So, what am I talking about? I’m talking about that “basic, central, or enduring part.” The piece of yourself that gives life to your running. The things you need to reach your potential. What is it that makes up this core? I would imagine that it’s different for each of us. I can’t tell you what it is for you, because I don’t know you. That’s the fun of it, though. Finding our core is part of the journey.

I have been running for many years, essentially since elementary school, but that doesn’t mean that I have always understood my core. Over the years, I have learned to recognize what it is and the important role that it plays in my training. What is it, you ask? Well, for me it’s a three-legged stool. Take away one of the legs and things get a bit wobbly. Eliminate two and it’s a Jenga game on the verge of collapse. Remove the third and everything comes crashing down. Each leg is different. Each leg is important.

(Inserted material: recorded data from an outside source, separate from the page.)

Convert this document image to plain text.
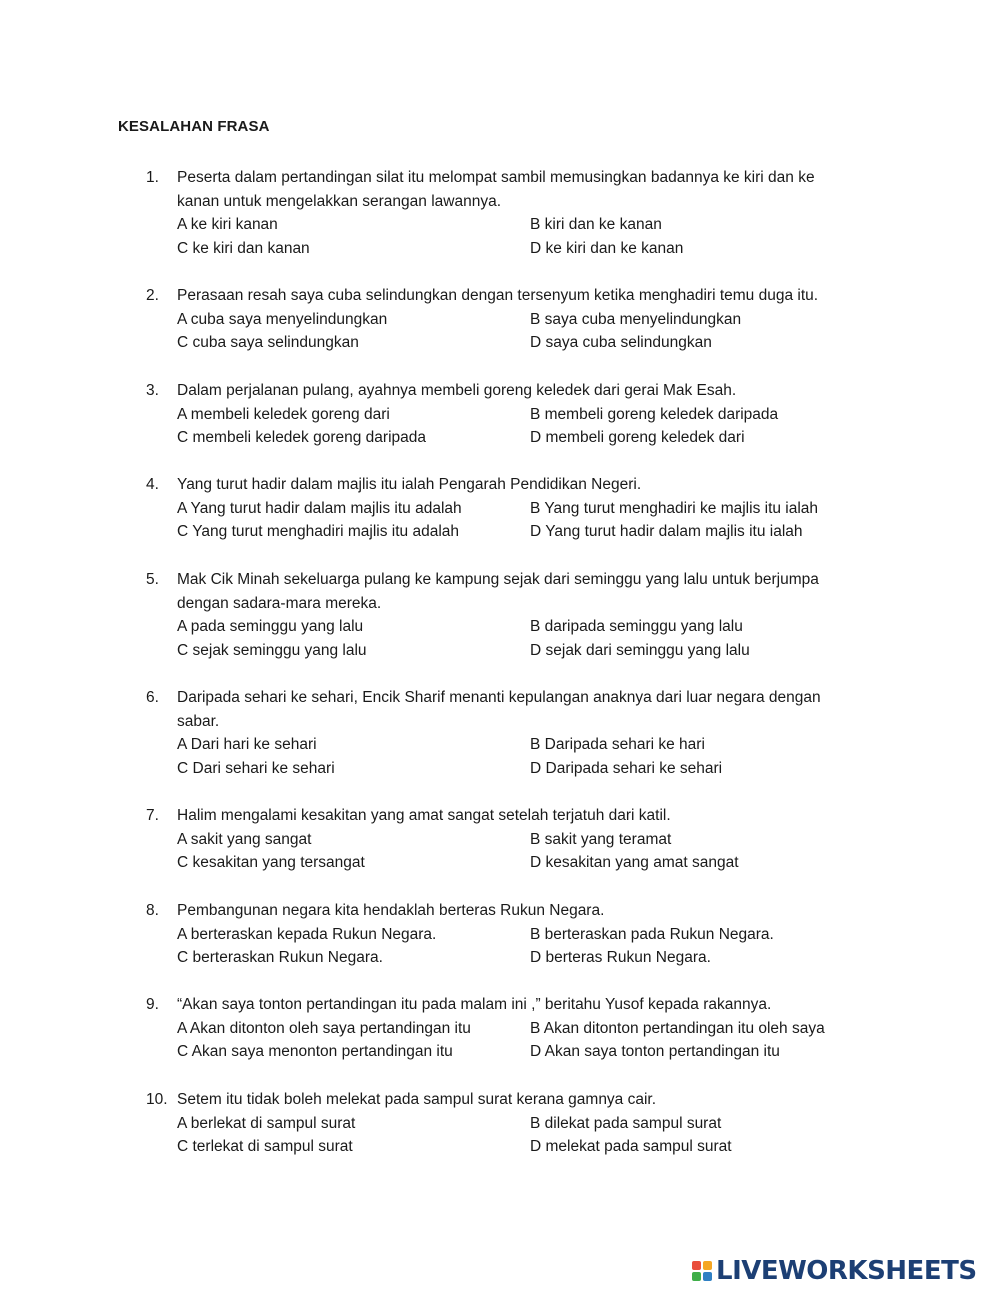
KESALAHAN FRASA
1. Peserta dalam pertandingan silat itu melompat sambil memusingkan badannya ke kiri dan ke
kanan untuk mengelakkan serangan lawannya.
A ke kiri kanan	B kiri dan ke kanan
C ke kiri dan kanan	D ke kiri dan ke kanan
2. Perasaan resah saya cuba selindungkan dengan tersenyum ketika menghadiri temu duga itu.
A cuba saya menyelindungkan	B saya cuba menyelindungkan
C cuba saya selindungkan	D saya cuba selindungkan
3. Dalam perjalanan pulang, ayahnya membeli goreng keledek dari gerai Mak Esah.
A membeli keledek goreng dari	B membeli goreng keledek daripada
C membeli keledek goreng daripada	D membeli goreng keledek dari
4. Yang turut hadir dalam majlis itu ialah Pengarah Pendidikan Negeri.
A Yang turut hadir dalam majlis itu adalah	B Yang turut menghadiri ke majlis itu ialah
C Yang turut menghadiri majlis itu adalah	D Yang turut hadir dalam majlis itu ialah
5. Mak Cik Minah sekeluarga pulang ke kampung sejak dari seminggu yang lalu untuk berjumpa
dengan sadara-mara mereka.
A pada seminggu yang lalu	B daripada seminggu yang lalu
C sejak seminggu yang lalu	D sejak dari seminggu yang lalu
6. Daripada sehari ke sehari, Encik Sharif menanti kepulangan anaknya dari luar negara dengan
sabar.
A Dari hari ke sehari	B Daripada sehari ke hari
C Dari sehari ke sehari	D Daripada sehari ke sehari
7. Halim mengalami kesakitan yang amat sangat setelah terjatuh dari katil.
A sakit yang sangat	B sakit yang teramat
C kesakitan yang tersangat	D kesakitan yang amat sangat
8. Pembangunan negara kita hendaklah berteras Rukun Negara.
A berteraskan kepada Rukun Negara.	B berteraskan pada Rukun Negara.
C berteraskan Rukun Negara.	D berteras Rukun Negara.
9. “Akan saya tonton pertandingan itu pada malam ini ,” beritahu Yusof kepada rakannya.
A Akan ditonton oleh saya pertandingan itu	B Akan ditonton pertandingan itu oleh saya
C Akan saya menonton pertandingan itu	D Akan saya tonton pertandingan itu
10. Setem itu tidak boleh melekat pada sampul surat kerana gamnya cair.
A berlekat di sampul surat	B dilekat pada sampul surat
C terlekat di sampul surat	D melekat pada sampul surat
LIVEWORKSHEETS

The first leg is simple: it’s the mere fact that I love to run. I like the way it feels, where it takes me, and how it helps to keep me happy and healthy. Sure, there are some days that I don’t really feel like venturing out for a run, but emotions aside, I do it anyway. Even I know that as hard as it can be to take those first few strides, almost every run turns some shade of good after the first mile or two.

The second leg is something I learned from my college coach, Dave Warth. “Your strength is your strength,” he said to me one day. I agreed with him at the time, but looking back I now realize just how right he was. Put me on the track and you will learn very quickly that I’m no speed demon. I can’t run 100 meters to save my life. But, show me a mountain and tell me to figure out what’s on the other side and I’m your man! Dave recognized this. Okay, maybe we didn’t have big mountains in Rochester, New York, but he watched me run up Cobbs Hill a million times and cruise 10x1k workouts like it was my job. He also witnessed my stocky build and my resistance to injury. My second leg was evident as ever; Dave just helped me to see it.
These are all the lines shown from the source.